Hi, I've tried to copy some different files to an USB flash disk and an USB HDD and tried different USB hubs. After a while the system gets very slow, switching between windows can take quite a while. The copying speed is slow, too(only several MB/s to an empty USB HDD). The machine is not old, just bought it this year. And on the same machine the same problem is not seen on Ubuntu 10.04 and Windows 7. Any ideas?
On Tue, 2011-07-05 at 17:01 +0800, 某因幡 wrote:
Hi, I've tried to copy some different files to an USB flash disk and an USB HDD and tried different USB hubs. After a while the system gets very slow, switching between windows can take quite a while. The copying speed is slow, too(only several MB/s to an empty USB HDD). The machine is not old, just bought it this year. And on the same machine the same problem is not seen on Ubuntu 10.04 and Windows 7. Any ideas?
Flash and HDD are two different cases. Flash drives can become slow because of their internal architecture, fragmentation, wear leveling etc. (lots of info on this via Google). I use an 8GB pen drive a lot and every so often find it useful to reformat it completely, which seems to help. This is a VFAT drive since it has to be compatible with another (non-Linux) system.

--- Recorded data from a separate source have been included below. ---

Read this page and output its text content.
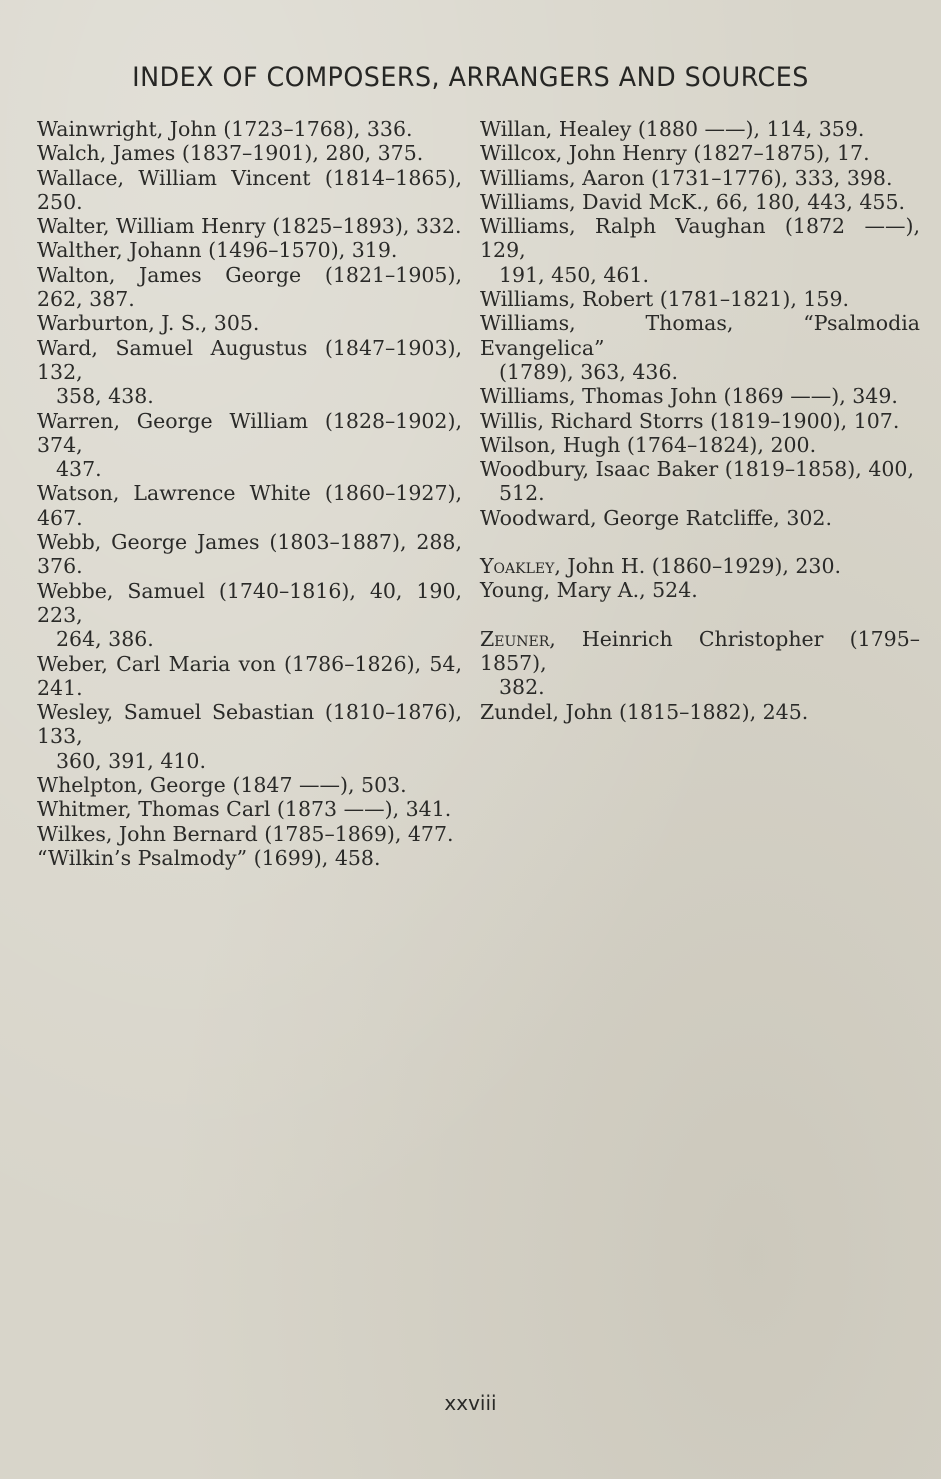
INDEX OF COMPOSERS, ARRANGERS AND SOURCES

Wainwright, John (1723–1768), 336.

Walch, James (1837–1901), 280, 375.

Wallace, William Vincent (1814–1865), 250.

Walter, William Henry (1825–1893), 332.

Walther, Johann (1496–1570), 319.

Walton, James George (1821–1905), 262, 387.

Warburton, J. S., 305.

Ward, Samuel Augustus (1847–1903), 132,
358, 438.

Warren, George William (1828–1902), 374,
437.

Watson, Lawrence White (1860–1927), 467.

Webb, George James (1803–1887), 288, 376.

Webbe, Samuel (1740–1816), 40, 190, 223,
264, 386.

Weber, Carl Maria von (1786–1826), 54, 241.

Wesley, Samuel Sebastian (1810–1876), 133,
360, 391, 410.

Whelpton, George (1847 ——), 503.

Whitmer, Thomas Carl (1873 ——), 341.

Wilkes, John Bernard (1785–1869), 477.

“Wilkin’s Psalmody” (1699), 458.

Willan, Healey (1880 ——), 114, 359.

Willcox, John Henry (1827–1875), 17.

Williams, Aaron (1731–1776), 333, 398.

Williams, David McK., 66, 180, 443, 455.

Williams, Ralph Vaughan (1872 ——), 129,
191, 450, 461.

Williams, Robert (1781–1821), 159.

Williams, Thomas, “Psalmodia Evangelica”
(1789), 363, 436.

Williams, Thomas John (1869 ——), 349.

Willis, Richard Storrs (1819–1900), 107.

Wilson, Hugh (1764–1824), 200.

Woodbury, Isaac Baker (1819–1858), 400,
512.

Woodward, George Ratcliffe, 302.

Yoakley, John H. (1860–1929), 230.

Young, Mary A., 524.

Zeuner, Heinrich Christopher (1795–1857),
382.

Zundel, John (1815–1882), 245.

xxviii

In the HDD case, you may just have a slow USB port. Check if it's USB-1, USB-2 or USB-3 (unlikely at the moment). And remember that USB doesn't do DMA, so writing large amounts of data means soaking up CPU time.
poc
On Tue, 2011-07-05 at 22:09 +0200, Reindl Harald wrote:
Am 05.07.2011 18:14, schrieb Patrick O'Callaghan:
Flash drives can become slow because of their internal architecture, fragmentation, wear leveling etc.

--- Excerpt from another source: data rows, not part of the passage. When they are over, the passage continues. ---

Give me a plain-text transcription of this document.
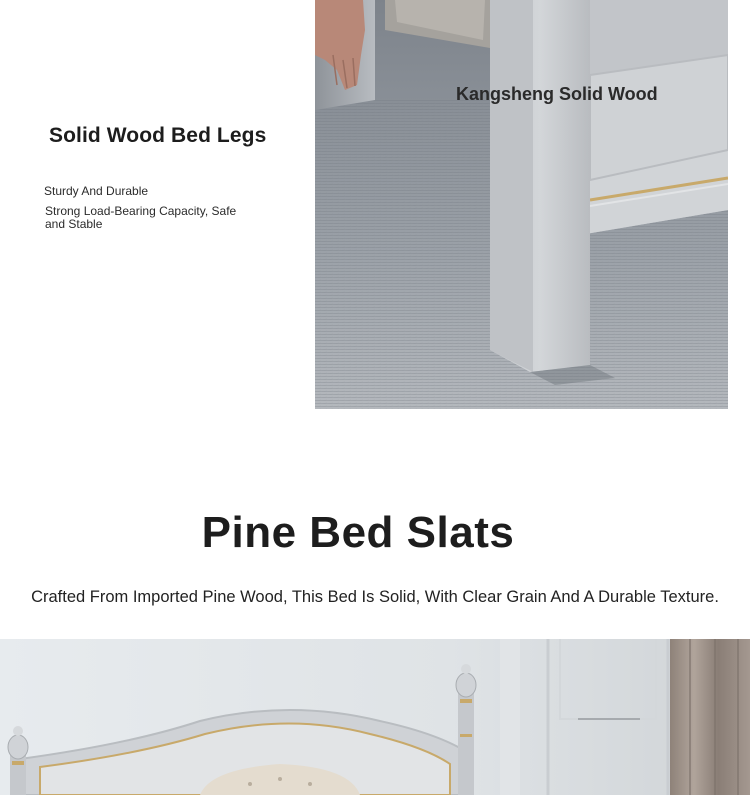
Solid Wood Bed Legs
Sturdy And Durable
Strong Load-Bearing Capacity, Safe and Stable
Kangsheng Solid Wood
Pine Bed Slats
Crafted From Imported Pine Wood, This Bed Is Solid, With Clear Grain And A Durable Texture.
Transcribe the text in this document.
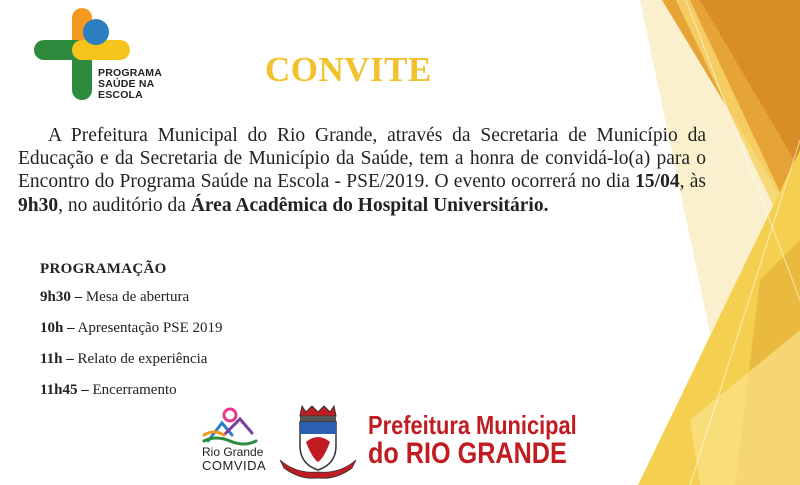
PROGRAMA
SAÚDE NA
ESCOLA
CONVITE
A Prefeitura Municipal do Rio Grande, através da Secretaria de Município da Educação e da Secretaria de Município da Saúde, tem a honra de convidá-lo(a) para o Encontro do Programa Saúde na Escola - PSE/2019. O evento ocorrerá no dia 15/04, às 9h30, no auditório da Área Acadêmica do Hospital Universitário.
PROGRAMAÇÃO
9h30 – Mesa de abertura
10h – Apresentação PSE 2019
11h – Relato de experiência
11h45 – Encerramento
Rio Grande
COMVIDA
Prefeitura Municipal
do RIO GRANDE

flash drive and fragmentation? jokingly?
No, not joking, though fragmentation is probably the wrong term. What I meant was that flash drives work in fixed-size units which a) are usually not the same as the filesystem allocation size, and b) must be erased before being written on, i.e. writing one byte costs almost the same as writing a full unit (in fact it could conceivably cost more because in the one-byte case the rest of the unit has to be read first). If a file is not aligned with these units then more of them than necessary will need to be read, erased and rewritten, slowing the process down. One could probably design a pathological worst case that takes twice as long as the best case.
poc
06.07.2011, 01:14, "Patrick O'Callaghan" pocallaghan@gmail.com:
On Tue, 2011-07-05 at 17:01 +0800, 某因幡 wrote:
Hi, I've tried to copy some different files to an USB flash disk and an USB HDD and tried different USB hubs. After a while the system gets very slow, switching between windows can take quite a while. The copying speed is slow, too(only several MB/s to an empty USB HDD). The machine is not old, just bought it this year. And on the same machine the same problem is not seen on Ubuntu 10.04 and Windows 7. Any ideas?
Flash and HDD are two different cases. Flash drives can become slow because of their internal architecture, fragmentation, wear leveling etc. (lots of info on this via Google). I use an 8GB pen drive a lot and every so often find it useful to reformat it completely, which seems to help. This is a VFAT drive since it has to be compatible with another (non-Linux) system.
In the HDD case, you may just have a slow USB port. Check if it's USB-1, USB-2 or USB-3 (unlikely at the moment). And remember that USB doesn't do DMA, so writing large amounts of data means soaking up CPU time.
I think it only must be slow, the copying process. But, I have an 8GB SD HC card in my phone which connects via a miniUSB cable, and when I copy mp3 files it hangs the whole system. The mouse cursor stops responding.
I think a bug report should be created. Not sure about the component, though.